First up, I tried to set the stage a little bit, based on where I thought the audience was in terms of knowing about web services and REST. My biases probably showed through, but I really do think that anyone building web services that are meant to be generally accessible should not be using straight “SOA” (i.e. SOAP, WS-*, etc.) with no regard to REST. Furthermore, I think that REST wrappers around RPC-style interfaces is stopping short of where things could be.

Next, Josh Lieberman gave a presentation about OGC’s current mindset vis a vis REST. It looks to me like there is some critical thinking going on inside OGC on this topic. It remains to be seen whether there is also going to be any real motion towards specs that use REST the way it could be used. Look at some of Sean Gillies postings about APP for how OGC could benefit from REST. (Sean was, unfortunately just arriving in France and unavailable to come to UCSB).

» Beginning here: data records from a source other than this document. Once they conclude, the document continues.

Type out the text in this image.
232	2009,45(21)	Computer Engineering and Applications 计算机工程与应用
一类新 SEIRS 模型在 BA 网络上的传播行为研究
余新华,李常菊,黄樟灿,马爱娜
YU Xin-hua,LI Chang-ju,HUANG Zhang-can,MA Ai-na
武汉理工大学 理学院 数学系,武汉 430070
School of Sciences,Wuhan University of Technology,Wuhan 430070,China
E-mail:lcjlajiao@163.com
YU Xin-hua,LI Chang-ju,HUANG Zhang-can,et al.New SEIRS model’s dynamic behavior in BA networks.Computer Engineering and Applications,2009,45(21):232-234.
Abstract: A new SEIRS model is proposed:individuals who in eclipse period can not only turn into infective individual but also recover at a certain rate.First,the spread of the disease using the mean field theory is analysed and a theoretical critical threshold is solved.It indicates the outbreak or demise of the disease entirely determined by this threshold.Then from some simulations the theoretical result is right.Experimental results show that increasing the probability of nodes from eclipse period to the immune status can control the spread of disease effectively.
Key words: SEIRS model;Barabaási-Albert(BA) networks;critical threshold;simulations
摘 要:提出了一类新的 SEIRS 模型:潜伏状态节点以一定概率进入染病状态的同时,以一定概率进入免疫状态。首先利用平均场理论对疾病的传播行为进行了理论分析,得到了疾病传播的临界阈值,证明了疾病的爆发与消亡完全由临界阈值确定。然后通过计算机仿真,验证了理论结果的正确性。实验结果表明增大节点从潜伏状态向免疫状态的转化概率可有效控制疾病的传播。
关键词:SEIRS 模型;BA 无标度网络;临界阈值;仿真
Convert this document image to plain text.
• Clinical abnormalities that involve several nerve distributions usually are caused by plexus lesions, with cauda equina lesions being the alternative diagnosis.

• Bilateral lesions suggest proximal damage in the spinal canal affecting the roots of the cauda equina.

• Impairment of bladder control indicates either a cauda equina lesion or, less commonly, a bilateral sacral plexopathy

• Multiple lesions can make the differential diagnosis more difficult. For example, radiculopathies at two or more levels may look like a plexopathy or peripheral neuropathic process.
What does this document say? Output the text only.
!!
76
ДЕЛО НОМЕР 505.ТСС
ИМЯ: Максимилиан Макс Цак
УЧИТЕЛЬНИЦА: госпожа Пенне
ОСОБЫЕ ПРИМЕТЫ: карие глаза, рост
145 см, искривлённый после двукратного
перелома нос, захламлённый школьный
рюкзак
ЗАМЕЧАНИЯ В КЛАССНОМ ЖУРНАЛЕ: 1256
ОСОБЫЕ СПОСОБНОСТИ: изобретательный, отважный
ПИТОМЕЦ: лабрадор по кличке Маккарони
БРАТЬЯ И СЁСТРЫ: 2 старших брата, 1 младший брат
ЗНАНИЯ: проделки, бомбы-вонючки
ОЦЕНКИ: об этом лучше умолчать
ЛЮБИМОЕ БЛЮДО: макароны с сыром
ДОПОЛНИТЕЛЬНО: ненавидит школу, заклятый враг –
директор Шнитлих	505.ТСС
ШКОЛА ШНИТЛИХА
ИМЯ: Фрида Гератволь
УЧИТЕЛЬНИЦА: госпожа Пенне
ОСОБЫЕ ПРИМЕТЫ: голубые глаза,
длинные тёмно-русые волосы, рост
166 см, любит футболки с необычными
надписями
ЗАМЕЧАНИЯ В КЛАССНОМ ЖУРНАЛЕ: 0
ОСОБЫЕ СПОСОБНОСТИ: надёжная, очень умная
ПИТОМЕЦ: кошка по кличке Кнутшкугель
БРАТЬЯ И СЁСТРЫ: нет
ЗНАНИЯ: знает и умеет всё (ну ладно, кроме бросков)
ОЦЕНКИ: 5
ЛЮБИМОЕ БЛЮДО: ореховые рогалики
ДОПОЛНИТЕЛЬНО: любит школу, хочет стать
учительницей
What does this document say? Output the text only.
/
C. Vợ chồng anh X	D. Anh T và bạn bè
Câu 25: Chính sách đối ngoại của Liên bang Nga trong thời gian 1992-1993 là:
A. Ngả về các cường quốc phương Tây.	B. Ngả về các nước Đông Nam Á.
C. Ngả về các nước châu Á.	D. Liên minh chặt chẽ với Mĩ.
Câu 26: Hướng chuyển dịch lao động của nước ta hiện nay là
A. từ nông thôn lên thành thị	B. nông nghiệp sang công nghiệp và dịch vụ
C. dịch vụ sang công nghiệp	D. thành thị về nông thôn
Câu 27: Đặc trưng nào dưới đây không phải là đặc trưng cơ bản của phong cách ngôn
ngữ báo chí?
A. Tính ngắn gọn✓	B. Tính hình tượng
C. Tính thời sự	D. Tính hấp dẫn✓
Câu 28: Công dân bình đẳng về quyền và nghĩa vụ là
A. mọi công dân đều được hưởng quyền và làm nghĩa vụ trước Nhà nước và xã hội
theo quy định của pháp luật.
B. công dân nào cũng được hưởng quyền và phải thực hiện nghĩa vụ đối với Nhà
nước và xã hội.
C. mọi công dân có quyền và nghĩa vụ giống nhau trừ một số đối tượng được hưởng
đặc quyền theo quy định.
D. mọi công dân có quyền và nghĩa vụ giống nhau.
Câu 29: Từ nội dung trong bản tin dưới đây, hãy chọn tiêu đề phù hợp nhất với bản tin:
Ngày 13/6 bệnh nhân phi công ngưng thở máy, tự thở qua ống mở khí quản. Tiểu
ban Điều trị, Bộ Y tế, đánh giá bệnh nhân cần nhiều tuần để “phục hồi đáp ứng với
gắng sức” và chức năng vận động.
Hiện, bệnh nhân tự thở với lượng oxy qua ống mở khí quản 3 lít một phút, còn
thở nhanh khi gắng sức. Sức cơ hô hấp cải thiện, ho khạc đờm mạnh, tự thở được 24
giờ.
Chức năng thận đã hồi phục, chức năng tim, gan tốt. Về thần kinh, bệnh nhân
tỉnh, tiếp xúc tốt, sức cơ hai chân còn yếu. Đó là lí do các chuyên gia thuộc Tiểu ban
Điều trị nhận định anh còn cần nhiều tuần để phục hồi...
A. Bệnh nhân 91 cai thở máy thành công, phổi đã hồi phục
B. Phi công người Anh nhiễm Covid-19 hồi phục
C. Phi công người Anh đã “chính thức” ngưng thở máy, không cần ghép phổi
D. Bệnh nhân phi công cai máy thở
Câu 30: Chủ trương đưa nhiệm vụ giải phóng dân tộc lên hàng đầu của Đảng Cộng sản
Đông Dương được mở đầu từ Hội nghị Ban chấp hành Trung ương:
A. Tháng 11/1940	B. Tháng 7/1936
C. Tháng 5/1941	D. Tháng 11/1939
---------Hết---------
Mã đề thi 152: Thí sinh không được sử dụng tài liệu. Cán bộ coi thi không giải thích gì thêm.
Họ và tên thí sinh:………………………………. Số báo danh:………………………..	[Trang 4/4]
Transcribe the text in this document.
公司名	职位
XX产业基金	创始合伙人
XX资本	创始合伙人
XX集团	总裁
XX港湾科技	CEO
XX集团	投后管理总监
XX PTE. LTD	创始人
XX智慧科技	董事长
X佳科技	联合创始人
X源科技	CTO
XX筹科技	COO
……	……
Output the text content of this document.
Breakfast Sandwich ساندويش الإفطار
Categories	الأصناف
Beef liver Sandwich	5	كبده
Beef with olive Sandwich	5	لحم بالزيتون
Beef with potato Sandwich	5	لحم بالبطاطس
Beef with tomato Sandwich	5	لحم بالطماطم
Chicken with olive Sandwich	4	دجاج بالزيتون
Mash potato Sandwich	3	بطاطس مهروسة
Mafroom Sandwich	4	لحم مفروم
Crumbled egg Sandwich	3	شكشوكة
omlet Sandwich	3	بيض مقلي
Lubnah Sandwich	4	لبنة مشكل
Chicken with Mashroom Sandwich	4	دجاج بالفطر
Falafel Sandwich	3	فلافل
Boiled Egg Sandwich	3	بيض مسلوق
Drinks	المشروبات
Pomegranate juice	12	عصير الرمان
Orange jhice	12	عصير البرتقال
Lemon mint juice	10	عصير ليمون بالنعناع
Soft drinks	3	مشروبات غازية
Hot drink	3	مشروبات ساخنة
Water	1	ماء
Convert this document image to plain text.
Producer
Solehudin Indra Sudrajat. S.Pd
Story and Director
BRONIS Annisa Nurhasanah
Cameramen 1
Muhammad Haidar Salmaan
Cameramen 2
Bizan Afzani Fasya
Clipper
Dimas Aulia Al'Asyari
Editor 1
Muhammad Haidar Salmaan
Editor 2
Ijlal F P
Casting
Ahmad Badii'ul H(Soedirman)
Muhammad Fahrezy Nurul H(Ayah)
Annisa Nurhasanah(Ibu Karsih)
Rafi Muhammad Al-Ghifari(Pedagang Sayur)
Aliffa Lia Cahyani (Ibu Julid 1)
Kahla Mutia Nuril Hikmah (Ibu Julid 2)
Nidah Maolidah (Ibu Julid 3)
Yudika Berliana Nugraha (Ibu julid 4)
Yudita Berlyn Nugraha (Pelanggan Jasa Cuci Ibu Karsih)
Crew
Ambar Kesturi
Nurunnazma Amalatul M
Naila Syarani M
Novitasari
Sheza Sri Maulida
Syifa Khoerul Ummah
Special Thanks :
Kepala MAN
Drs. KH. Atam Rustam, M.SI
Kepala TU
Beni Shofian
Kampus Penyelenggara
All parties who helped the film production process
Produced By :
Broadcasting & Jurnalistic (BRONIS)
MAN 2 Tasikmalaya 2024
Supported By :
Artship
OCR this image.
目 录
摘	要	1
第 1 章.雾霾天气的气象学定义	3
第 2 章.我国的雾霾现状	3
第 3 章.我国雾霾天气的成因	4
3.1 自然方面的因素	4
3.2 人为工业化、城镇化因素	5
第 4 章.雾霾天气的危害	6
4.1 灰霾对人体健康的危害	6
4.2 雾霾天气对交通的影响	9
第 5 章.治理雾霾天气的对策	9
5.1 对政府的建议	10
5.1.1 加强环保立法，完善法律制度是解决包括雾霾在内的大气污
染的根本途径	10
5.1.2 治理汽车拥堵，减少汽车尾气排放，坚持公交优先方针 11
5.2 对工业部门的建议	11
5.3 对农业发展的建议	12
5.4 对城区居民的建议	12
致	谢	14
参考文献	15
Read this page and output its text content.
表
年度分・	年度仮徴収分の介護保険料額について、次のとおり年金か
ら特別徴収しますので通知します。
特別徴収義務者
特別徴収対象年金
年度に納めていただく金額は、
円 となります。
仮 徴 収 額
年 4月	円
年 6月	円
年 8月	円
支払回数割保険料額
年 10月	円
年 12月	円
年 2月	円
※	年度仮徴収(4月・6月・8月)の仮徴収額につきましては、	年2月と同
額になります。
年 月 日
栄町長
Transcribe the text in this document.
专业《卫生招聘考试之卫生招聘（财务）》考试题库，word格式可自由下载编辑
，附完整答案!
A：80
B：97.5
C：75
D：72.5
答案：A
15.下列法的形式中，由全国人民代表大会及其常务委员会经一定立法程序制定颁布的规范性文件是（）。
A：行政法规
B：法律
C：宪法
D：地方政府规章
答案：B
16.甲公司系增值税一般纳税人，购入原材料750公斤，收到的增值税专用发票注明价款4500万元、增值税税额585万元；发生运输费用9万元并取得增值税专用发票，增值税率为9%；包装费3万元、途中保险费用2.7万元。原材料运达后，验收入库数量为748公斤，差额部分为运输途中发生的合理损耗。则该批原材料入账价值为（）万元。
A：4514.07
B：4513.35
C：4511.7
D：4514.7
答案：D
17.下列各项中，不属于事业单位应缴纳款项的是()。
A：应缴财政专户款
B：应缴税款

Michael Burnett talked about ECHO. ECHO is a full-bore SOA implementation of a metadata clearinghouse for granule level NASA data. ECHO is actually testing out the REST waters a bit with some early experiments. Given when ECHO was initially designed, and the need to continue long-term, stable operation, I don’t think I can fault them for where they are today. There’s a lot to be said for keeping a stable API that can itself be wrapped in newer skins.

Switching gears a little, Jason Symonds from NOAA showed us how he’s been building a drought portal. His portal acts as a web services client to pull information from many other web sites into a single set of web pages. Along the way he’s had to develop a few web services of his own which he’s also making available via the portal.

Tyler Stevens demoed a new service offered by GCMD (his presentation is here, the portal itself is here), namely a web services discovery portal. GCMD has been a mainstay for dataset discovery for a number of years. More recently, they have been accepting submissions of web service descriptions that now can be found in the portal. What I really liked here is the way the services themselves can provide information about how to use them. For instance if you click on the WMS service link for this DataFed service entry, it brings you to a forms builder that helps you build WMS URLs.

Karl Benedict’s talk about the New Mexico Geographic Information System showed how they are developing a RESTful set of services to allow data upload and subsequent automatic generation of WxS services on that data. As the system has become easier to use, the amount of data being made available has been increasing by leaps and bounds.

The last talk came from the astronomy community, who seem to be a bit out in front of the earth observation community when it comes to a concerted effort to move to REST principles. Matthew Graham gave a great overview of what is going on in Virtual Observatories. I’m always a little surprised when I see how other communities really are not all that different from the ones I’ve been working in for years. When you get right down to it, I guess everyone has data ingestion, integration, storage, and service delivery problems, so I should not be surprised. The VO community seems to be tackling the problem with gusto and has been making good progress, from the look of it.

At the end, we had a discussion about the questions raised in the initial session description and also touched briefly on how NASA could work to maximize its benefit from being an OGC member (broadly speaking, not restricted to web services). Two whiteboard pictures (one, two) emerged, and there will be summary information posted soon, I think.

[Update: Summary meeting notes were just posted on the site. -- July 16]

Service Discovery and Orchestration (in IEOS or elsewhere)

July 1, 2009

Has anyone ever run a service discovery and orchestration scenario like the one on page 7 of this document in any setting other than a demo? How far away from being able to do this in “real life” are we?